There may be nothing more archetypal than the ocean. As humans, we’ve depended on its waters to provide food and entertainment (sailing, surfing), and we’ve suffered when its enormous power has risen up in unexpected ways. Tsunamis and storms remind us that we have not truly mastered natural forces.
In dreams, the ocean often represents the unconscious, but it can also be a great well of emotion. When dreamers have reported dreams of struggling underwater, there is usually, at least at one level, a place in their lives where emotions have overwhelmed them. By contrast, dreaming of breathing underwater suggests the ability to survive the great overwhelm of emotion.

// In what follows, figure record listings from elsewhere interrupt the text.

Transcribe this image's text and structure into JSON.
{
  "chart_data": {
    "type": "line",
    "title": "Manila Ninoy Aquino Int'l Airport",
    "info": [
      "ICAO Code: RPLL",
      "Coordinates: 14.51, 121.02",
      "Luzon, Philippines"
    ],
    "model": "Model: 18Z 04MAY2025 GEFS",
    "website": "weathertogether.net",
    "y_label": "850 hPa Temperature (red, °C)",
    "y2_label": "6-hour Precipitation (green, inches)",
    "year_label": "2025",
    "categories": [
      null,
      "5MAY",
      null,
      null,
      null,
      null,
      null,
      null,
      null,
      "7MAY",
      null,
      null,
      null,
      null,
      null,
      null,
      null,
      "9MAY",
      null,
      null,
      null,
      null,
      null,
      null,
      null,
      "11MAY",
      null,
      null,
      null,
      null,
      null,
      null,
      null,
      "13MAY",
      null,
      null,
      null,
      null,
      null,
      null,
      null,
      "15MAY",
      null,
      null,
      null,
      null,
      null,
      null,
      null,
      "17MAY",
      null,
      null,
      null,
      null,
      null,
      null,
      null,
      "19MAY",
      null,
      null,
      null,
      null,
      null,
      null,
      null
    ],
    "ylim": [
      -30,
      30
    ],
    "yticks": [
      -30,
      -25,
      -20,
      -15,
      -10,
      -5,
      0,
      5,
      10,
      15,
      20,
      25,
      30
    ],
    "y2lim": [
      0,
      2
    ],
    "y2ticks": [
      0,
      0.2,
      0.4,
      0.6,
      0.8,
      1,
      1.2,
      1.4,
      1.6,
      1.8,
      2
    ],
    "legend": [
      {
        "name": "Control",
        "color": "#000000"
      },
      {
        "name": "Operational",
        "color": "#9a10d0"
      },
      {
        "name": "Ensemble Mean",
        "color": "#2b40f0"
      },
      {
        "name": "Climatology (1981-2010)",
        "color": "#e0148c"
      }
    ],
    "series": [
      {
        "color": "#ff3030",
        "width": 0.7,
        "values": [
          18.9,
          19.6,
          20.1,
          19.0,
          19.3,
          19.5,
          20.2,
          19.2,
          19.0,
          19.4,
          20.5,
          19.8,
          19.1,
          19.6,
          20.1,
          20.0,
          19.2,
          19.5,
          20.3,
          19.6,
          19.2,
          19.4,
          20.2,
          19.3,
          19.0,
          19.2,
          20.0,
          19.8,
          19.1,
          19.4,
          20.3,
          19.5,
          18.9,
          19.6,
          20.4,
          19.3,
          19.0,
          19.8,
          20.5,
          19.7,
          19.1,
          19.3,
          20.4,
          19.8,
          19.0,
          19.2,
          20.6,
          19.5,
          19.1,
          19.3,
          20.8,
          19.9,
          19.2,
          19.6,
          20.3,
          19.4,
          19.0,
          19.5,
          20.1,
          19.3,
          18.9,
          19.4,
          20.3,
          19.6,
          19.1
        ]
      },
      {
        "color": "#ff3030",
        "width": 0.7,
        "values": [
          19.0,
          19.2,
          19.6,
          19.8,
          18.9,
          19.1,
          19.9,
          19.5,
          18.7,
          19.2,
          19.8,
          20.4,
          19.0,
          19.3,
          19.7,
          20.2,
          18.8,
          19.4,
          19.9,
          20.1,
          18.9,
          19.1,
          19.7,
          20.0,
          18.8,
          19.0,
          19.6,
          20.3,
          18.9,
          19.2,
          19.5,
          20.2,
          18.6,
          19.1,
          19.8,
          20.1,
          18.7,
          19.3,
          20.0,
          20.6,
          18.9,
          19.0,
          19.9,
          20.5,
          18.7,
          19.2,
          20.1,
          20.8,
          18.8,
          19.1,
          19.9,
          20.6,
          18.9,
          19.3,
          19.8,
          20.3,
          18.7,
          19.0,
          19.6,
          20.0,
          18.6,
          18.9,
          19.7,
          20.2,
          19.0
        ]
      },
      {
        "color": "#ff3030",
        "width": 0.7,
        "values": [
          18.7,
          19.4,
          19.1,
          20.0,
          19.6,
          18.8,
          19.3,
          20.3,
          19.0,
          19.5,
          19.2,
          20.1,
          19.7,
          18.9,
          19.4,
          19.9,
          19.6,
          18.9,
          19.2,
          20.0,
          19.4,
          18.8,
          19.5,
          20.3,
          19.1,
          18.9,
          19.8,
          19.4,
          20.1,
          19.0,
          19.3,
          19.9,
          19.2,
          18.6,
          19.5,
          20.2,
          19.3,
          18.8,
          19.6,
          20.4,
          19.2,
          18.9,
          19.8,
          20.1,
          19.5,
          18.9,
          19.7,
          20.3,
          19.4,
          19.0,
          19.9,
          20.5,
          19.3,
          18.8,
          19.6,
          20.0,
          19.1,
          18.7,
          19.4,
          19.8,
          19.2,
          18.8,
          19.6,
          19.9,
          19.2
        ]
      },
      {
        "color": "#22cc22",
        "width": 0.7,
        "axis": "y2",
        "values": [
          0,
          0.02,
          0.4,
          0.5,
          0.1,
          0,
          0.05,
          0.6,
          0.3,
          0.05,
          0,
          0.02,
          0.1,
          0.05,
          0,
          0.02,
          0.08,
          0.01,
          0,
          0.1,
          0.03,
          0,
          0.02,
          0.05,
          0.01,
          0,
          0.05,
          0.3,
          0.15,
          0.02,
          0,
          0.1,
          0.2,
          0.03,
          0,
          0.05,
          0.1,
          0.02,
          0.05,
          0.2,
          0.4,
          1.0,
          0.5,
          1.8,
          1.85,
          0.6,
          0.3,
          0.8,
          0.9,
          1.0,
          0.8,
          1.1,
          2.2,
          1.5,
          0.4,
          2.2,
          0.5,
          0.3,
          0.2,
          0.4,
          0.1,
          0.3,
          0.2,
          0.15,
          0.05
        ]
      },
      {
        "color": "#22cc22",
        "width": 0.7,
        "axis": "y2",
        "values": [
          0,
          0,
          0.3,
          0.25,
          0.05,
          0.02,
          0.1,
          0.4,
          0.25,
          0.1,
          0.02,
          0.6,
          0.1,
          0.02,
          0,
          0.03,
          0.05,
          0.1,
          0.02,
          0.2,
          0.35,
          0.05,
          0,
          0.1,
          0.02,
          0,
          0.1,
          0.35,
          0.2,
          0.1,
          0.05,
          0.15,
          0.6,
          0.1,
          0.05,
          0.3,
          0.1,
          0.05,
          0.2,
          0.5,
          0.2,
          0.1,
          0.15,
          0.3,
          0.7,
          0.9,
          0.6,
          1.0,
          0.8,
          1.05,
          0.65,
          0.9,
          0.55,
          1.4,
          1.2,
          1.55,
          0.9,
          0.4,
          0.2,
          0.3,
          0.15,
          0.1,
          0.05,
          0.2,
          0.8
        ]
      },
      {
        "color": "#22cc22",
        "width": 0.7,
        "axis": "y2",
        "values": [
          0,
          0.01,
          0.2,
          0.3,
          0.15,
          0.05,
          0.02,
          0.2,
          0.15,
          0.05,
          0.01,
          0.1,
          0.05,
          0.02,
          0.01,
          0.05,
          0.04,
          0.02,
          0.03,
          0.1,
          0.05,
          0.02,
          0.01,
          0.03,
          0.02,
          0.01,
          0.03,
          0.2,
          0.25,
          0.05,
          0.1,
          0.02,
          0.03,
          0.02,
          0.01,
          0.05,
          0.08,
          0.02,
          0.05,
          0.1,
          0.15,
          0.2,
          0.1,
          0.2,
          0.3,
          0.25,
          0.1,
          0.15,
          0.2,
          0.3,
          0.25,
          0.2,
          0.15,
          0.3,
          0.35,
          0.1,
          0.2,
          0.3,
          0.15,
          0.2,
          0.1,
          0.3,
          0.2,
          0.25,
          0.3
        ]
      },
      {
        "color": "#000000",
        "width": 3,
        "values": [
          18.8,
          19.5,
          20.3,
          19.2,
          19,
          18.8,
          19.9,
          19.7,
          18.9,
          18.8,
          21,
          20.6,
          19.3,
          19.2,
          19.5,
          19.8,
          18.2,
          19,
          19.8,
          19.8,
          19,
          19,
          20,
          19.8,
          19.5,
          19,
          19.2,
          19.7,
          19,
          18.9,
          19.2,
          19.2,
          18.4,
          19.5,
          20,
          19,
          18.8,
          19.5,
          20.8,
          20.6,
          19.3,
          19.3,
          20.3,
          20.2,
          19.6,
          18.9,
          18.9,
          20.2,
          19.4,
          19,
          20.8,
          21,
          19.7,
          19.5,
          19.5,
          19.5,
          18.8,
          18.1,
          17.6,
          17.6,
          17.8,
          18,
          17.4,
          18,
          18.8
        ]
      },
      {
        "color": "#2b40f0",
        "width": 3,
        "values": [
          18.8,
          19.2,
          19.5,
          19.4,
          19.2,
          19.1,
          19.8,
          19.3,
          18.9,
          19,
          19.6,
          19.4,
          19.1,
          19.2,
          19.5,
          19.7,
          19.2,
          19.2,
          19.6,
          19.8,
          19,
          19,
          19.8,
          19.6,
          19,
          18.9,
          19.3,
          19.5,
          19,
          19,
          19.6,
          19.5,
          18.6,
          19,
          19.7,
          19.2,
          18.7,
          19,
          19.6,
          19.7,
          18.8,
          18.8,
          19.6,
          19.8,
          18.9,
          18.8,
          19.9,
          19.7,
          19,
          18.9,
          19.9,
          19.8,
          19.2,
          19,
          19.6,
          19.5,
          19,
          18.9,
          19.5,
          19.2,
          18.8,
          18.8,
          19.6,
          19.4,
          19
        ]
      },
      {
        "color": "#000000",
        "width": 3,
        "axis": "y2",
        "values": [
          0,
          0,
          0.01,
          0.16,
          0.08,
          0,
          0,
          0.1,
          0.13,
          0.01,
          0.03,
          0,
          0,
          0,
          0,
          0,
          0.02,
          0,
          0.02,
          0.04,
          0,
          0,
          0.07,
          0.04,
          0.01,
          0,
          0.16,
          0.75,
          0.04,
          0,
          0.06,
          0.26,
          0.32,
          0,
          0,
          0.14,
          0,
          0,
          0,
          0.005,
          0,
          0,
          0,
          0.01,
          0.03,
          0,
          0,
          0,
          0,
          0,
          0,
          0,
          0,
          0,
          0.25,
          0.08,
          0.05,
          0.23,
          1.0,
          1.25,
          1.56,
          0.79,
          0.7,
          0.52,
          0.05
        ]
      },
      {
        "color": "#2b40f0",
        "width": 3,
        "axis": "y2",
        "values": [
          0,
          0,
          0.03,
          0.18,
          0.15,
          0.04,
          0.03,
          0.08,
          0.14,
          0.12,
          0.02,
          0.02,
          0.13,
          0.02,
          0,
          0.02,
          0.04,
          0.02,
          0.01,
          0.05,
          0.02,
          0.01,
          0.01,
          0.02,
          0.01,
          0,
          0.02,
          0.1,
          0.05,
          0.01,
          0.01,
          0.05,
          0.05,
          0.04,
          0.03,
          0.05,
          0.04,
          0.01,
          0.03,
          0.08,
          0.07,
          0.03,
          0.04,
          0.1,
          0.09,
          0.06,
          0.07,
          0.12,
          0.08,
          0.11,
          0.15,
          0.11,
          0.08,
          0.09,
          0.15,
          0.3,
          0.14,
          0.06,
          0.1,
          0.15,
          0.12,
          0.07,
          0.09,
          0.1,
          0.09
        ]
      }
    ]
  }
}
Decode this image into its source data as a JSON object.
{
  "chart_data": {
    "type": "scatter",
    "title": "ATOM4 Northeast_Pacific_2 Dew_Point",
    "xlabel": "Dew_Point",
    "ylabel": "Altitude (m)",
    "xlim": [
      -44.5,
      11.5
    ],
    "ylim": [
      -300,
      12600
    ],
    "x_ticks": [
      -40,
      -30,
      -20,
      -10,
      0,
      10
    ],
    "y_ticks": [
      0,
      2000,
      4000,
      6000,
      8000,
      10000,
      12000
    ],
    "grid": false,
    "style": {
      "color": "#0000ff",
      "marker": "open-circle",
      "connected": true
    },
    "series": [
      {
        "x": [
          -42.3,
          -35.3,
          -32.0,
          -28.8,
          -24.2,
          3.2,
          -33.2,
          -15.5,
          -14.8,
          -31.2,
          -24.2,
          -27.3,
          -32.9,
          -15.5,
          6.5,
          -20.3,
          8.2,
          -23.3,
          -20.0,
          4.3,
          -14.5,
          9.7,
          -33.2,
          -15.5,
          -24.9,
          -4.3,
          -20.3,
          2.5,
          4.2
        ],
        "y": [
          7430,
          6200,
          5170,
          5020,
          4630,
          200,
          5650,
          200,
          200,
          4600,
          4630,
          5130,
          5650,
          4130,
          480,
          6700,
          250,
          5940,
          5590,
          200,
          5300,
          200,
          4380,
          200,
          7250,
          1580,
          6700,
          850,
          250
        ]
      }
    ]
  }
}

I’ve dreamed of the ocean and its creatures many times. In waking life, I love walking along beaches and finding the treasures tossed up by the waves, with the sound of the surf helping me relax. I sense eternity when I watch the waves rolling in, and find comfort in the fact that my life, no matter how difficult at the time, is but a heartbeat in the life of the world. But in my dreams, the ocean comes to remind me that I need to be quick on my feet to dodge the tsunamis that life throws my way. Or that my little boat won’t protect me from the life I’m destined to experience. Or that I am not really so very different from the creatures that live in the water’s depths.
My mother grew up near the ocean and loved it her whole life, so for me the ocean in a dream carries my relationship with her in a symbolic way. Shortly after she died, I dreamed of helping her across a river between a street and a beach, and having to take my bearings on the beach before we started walking, so I’d be sure to find my way back. The building I saw was a symbol for my writing and creative life, and in waking life, I spent a long time walking in grief. It was, in large part, my writing that kept me anchored as those waves of emotion rolled in. Now when I visit the ocean, that grief always rises, but it’s gentler now, like waves in a sheltered bay.